I see it in schools, as well as in universities, this effort to manage diversity, as if it were some unwieldy negative force that needed to be quelled and streamlined in order for us to make progress. While we have definitely moved forward from the old days when diversity was a thing to be either submerged or ignored, we still have a long way to go in moving from merely managing it to fully honoring the multiplicity of languages, cultures, religions, socioeconomic levels, abilities and identities that exist in our classrooms today.

So how can a teacher honor the diversity in his or her classroom with something more than the usual show and tell, or international food day? There are several immediate ways in which we can honor the richness our students bring and at the same time provide them with more material for honoring their own identity.

Acknowledging Students’ Funds of Knowledge

Too often, we tend to push our content, with no regard for the contents already within our students’ minds. I tend to repeat this often, but it’s an important point. Our children do not come into the classroom as blank slates. They have a wealth of knowledge, a unique perspective on the world, informed by both their circumstances and their experiences. While this perspective or knowledge may not always be positive, it is a rich soil in which to sow the seeds of further learning. When we ignore what our students bring to the table, good or bad or mixed, we are dumping more manure on a well-tilled field that is open for sowing, rather than using that opportunity to plant new ideas that can flourish.

Choosing Materials that Reflect our Students’ Lives

In our eagerness to present curriculum, we forget to take into account the
individuals we have in our classroom. An effective teacher plans carefully for the specific population they are dealing with and chooses materials accordingly. True, they may be limited in their choice of textbook, but bringing in articles on female scientists, or African American inventors, or Hmong athletes, or Latino political leaders is easy to do. If some students are interested in sports, or others obsessed with music, art or fashion, a little planning will yield plenty of materials that tie content to those specific arenas. When we tie our content to what students care about and at the same time bring in cultural references, we increase engagement and provide role models for our students, enabling them to see themselves as capable of success in their chosen field.

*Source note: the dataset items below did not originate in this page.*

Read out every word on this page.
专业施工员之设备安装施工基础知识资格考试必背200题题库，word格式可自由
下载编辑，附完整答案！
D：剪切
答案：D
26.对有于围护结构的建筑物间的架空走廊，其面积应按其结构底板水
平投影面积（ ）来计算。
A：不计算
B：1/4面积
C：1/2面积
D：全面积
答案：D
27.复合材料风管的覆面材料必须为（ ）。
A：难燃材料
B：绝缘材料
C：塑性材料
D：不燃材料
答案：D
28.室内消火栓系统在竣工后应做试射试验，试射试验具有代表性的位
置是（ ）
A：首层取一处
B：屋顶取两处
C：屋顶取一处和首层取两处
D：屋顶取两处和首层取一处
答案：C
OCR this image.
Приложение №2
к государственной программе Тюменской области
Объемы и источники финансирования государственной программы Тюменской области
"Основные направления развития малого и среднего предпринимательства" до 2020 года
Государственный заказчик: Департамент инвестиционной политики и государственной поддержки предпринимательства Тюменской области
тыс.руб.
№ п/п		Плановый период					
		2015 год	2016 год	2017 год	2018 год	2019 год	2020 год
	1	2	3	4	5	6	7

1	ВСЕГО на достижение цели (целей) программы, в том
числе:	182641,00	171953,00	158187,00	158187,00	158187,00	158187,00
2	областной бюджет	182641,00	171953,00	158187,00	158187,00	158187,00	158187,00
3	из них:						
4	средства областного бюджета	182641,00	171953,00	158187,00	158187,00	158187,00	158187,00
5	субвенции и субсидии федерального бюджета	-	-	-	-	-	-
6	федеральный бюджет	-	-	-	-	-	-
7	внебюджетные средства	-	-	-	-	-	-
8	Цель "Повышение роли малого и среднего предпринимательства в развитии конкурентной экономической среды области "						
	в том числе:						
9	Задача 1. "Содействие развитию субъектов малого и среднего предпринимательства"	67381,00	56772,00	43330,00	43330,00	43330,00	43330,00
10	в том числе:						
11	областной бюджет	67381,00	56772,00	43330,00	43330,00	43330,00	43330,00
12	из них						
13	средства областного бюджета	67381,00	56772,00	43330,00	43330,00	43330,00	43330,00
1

Honestly Discussing Stereotypes, Racism and Violence

We tend to think that such topics are taboo in the classroom. Yet, these very
topics are relevant, urgent and necessary for the well being of our students. Those who

feel that we need to stick to our content and leave such topics to counselors, are missing an incredible opportunity to reach and to teach their students. After all, what happens outside the classroom doors immediately impacts what happens inside. For real learning to occur, students need to feel safe and respected. How can they, when their teacher does not even acknowledge issues that affect their lives on a daily basis?
The classroom is often the only place where students, led by a skilled and
sensitive teacher, can discuss such topics in a balanced and safe manner. Such discussions allow them to see multiple perspectives on the same issue and to realize that others may be going through similar experiences.
I am sure there are amazing teachers out there who continue to find other ways to include, encourage and honor students from every background within their classrooms.
Unless we take the time to be mindful of who our students are, we may manage them, but we can never fully honor them.